ぶんやさんち

ぶんやさんの記録

ジェロモー・サンド著『ユダヤ人の起源』

2010-06-14 15:48:19 | ときのまにまに
今朝の朝日新聞グローブ版にジェロモー・サンド氏の『ユダヤ人の起源』の著者ジェロモー・サンド氏のインタビュー記事が掲載されていました。私自身はこの著書を読んでいませんし、著者についてここに記されている以上のことは何も知りません。しかし、本日の朝日新聞に書かれていることだけでもかなり重要なことなので、一言書いておきたいと思います。
先ず、著者は明解に「(現在の)ユダヤ人は聖書のユダヤの民とつながる起源はない」と述べます。

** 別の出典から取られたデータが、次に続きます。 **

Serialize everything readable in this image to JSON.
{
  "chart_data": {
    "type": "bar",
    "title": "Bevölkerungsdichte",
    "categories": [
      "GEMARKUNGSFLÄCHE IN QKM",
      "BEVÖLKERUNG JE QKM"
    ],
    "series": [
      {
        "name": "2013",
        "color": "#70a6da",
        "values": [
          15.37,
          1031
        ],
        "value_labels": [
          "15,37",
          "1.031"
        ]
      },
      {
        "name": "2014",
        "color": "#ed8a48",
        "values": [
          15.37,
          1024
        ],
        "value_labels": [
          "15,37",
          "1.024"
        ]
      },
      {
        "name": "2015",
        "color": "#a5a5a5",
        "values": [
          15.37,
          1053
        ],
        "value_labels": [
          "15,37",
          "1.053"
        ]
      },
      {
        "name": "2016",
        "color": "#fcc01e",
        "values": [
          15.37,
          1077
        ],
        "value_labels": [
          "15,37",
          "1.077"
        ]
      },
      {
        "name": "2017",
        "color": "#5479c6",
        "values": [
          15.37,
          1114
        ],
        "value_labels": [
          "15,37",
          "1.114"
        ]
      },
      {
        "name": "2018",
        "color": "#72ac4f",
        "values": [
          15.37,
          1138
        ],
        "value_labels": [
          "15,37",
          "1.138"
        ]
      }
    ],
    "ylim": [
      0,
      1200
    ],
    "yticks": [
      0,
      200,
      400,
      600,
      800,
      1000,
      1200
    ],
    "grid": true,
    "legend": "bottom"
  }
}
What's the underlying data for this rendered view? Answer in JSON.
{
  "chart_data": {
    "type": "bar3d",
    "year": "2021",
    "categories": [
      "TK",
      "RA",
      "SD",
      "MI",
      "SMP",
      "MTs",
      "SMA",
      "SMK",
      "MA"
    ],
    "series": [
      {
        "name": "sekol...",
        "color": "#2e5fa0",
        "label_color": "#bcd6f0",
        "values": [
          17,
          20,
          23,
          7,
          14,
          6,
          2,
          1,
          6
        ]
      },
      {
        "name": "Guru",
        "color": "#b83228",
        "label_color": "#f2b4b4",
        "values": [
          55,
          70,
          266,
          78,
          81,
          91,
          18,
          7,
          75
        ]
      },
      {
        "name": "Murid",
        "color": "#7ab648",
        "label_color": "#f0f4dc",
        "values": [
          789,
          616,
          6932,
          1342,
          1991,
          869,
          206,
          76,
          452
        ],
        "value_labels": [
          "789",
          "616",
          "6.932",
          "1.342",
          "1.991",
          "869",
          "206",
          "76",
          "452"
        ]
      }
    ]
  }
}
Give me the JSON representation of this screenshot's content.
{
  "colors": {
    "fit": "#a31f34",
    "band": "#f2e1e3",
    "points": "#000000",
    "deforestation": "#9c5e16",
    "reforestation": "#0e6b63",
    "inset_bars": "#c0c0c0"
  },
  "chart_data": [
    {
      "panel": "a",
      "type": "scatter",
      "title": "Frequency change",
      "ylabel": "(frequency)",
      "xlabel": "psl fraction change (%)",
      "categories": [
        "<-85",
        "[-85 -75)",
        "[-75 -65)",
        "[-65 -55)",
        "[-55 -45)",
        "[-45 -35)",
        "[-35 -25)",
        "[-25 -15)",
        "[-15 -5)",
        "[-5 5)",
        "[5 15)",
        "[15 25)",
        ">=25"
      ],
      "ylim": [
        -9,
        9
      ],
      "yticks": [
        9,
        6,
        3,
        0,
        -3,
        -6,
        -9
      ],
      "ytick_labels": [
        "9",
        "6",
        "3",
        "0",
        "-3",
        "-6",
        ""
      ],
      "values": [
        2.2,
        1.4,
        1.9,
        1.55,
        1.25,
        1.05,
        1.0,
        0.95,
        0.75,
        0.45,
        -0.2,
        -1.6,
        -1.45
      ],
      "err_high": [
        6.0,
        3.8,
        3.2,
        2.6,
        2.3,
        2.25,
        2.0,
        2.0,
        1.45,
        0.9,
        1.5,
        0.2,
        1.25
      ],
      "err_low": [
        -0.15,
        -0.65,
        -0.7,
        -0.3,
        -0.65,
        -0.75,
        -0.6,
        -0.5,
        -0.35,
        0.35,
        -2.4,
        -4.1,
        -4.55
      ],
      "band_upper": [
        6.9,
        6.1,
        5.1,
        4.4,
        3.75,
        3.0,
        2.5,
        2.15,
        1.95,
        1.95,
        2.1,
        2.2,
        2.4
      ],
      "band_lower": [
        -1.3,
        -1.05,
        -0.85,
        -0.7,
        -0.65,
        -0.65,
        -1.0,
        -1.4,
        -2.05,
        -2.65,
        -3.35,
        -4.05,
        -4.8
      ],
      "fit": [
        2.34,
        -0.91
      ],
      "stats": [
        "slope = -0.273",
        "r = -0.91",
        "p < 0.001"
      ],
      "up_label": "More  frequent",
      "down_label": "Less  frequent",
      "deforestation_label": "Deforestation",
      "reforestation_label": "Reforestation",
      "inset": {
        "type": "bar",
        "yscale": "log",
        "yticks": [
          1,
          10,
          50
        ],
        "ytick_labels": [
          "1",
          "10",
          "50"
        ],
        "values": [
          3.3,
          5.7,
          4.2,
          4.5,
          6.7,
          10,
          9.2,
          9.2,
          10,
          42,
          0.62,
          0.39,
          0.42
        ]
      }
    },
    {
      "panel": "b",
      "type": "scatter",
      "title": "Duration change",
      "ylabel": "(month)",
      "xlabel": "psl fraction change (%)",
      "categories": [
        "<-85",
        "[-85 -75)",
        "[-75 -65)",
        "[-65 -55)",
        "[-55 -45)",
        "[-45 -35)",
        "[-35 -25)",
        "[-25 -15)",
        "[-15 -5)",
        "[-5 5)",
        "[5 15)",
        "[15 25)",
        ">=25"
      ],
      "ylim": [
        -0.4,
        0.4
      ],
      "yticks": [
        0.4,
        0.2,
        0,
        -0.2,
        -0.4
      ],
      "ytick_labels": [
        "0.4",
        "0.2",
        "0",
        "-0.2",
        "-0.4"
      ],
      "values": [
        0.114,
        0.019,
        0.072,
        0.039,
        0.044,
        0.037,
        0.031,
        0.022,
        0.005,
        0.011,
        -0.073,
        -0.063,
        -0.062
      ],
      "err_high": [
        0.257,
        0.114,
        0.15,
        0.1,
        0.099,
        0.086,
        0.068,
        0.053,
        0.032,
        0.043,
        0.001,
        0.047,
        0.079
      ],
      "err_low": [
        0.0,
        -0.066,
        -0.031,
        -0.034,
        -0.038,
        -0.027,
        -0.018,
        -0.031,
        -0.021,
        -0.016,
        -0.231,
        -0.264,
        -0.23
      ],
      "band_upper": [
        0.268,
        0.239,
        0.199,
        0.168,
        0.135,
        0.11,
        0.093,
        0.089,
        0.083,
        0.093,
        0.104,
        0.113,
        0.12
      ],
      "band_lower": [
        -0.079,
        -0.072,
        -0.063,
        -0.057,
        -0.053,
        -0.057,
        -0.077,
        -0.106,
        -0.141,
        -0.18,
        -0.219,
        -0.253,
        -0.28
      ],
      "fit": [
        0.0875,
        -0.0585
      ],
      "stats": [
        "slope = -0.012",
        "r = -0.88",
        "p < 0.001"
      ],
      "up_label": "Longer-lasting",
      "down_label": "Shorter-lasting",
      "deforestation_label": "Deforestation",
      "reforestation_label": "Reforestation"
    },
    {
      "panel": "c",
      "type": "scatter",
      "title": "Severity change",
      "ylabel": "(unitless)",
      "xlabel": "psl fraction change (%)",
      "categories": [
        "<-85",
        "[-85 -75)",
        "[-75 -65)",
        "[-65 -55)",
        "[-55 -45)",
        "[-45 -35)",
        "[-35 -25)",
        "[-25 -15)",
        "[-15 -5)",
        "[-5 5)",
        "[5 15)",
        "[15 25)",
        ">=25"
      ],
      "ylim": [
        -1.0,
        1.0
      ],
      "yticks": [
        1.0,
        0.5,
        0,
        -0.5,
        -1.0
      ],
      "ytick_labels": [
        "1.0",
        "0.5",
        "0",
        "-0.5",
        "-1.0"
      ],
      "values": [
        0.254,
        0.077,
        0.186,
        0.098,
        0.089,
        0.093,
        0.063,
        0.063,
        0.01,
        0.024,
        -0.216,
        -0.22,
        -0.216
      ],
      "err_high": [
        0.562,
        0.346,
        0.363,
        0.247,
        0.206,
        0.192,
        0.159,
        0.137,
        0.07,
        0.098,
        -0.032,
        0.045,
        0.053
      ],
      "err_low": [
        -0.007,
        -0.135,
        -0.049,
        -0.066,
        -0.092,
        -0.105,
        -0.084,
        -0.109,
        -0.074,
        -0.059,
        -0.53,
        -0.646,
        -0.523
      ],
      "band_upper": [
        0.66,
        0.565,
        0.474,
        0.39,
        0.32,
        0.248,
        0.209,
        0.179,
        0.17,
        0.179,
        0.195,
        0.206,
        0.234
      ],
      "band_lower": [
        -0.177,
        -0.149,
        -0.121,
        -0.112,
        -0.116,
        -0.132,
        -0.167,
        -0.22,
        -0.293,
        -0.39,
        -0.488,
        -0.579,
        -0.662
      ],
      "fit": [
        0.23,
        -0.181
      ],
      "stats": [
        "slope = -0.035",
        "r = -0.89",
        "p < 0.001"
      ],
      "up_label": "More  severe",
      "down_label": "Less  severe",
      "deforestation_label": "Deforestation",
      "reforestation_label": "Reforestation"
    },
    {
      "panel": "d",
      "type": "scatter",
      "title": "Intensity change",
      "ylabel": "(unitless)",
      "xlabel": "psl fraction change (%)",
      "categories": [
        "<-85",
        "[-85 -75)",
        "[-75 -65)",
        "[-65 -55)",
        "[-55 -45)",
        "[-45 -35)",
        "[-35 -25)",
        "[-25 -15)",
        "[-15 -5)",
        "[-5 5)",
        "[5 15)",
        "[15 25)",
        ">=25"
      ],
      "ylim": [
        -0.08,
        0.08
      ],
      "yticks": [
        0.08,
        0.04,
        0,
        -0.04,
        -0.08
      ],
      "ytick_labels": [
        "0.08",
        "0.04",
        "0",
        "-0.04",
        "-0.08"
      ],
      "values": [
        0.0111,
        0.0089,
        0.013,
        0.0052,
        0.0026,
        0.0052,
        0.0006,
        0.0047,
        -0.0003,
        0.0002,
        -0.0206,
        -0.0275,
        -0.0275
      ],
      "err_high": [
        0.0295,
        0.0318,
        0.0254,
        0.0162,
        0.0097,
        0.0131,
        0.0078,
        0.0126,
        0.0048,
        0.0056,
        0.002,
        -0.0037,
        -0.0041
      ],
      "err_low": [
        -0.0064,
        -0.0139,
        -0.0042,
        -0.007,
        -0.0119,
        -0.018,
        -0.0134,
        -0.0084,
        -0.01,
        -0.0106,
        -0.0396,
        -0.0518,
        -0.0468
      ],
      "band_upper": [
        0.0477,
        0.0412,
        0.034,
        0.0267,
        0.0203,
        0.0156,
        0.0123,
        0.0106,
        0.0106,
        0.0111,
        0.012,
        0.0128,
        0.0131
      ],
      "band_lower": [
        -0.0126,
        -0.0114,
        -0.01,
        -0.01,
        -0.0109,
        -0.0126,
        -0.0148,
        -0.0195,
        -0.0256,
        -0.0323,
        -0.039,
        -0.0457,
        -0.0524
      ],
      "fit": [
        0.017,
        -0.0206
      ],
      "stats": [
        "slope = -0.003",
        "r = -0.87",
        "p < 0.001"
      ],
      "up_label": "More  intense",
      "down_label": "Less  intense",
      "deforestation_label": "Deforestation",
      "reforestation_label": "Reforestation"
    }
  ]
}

このこと自体、私にとってとてもショックなことです。ショックという意味は、これまで私が思っていたことと大きく離れるからです。それほど、強く確信していた訳ではありませんが、何となく現在、「ユダヤ人」と呼ばれている人たちは、聖書で言うユダヤ人とつながっている思っているからです。ところが彼は先ずそこの「曖昧さ」を突き通します。そう言われてみて、それに反論する根拠が私にはないことを先ず告白しておかねばならないでしょう。
そのことの重要さから考えると、ダビデやソロモンの「王国」が存在しなかったということ、その頃のエルサレムは「小さな村」にすぎなかったということもそれほど驚くべきことではありません。あるいは、モーセによる「出エジプト」という出来事も考古学的根拠がなかったと言われれば、「そうかも知れない」と受け流すほかはありません。それは「紅海が二つ割れて、その間を歩いた」という出来事が神話であるということと、それほど大差はありません。
サンド氏の主張の重要なポイントは、ロ-マによるユダヤ人のパレスチナからの追放という出来事が、実は「追放ではなく破壊に伴う移民だ」という点です。しかも、この「移民」ということさえ資料的には曖昧だと言います。当時のユダヤ人の大半は農民で、農民は土地に縛られており、そのままそこに留まったと思われます。従って、現在そこに住んでいる「パレスチナ人」は当時のユダヤ人の末裔であるとします。さらに、7世紀のイスラムの征服により、ユダヤ人が追放されたといわれていますが、実態はほとんどが「ユダヤ教からイスラム教へ」改宗したのだと言います。このあたりの歴史ということになりますと、もうほとんど私の手に及びません。わからないというのが本音です。
ところで、この本の著者ジェロモー・サンド氏は、1946年にオーストリアの難民キャンプで生まれ、2歳のときに両親とともにイスラエルに移住し、現在はテルアビブ大学の歴史学の教授です。彼の主張の中心点は「ユダヤ人とは、シオニズムはによって、ユダヤ人国家を正当化するために、聖書につながる民族として作り出されたのだ」と批判します。その上で「イスラエルという国家」を過去によって正当化するのではなく、この国が民主国家に生まれ変わるという将来によって正当化すべきだと主張します。そこにパレスチナ人とイスラエル国民とを一体化する根拠を築こうとしているようです。すばらしい。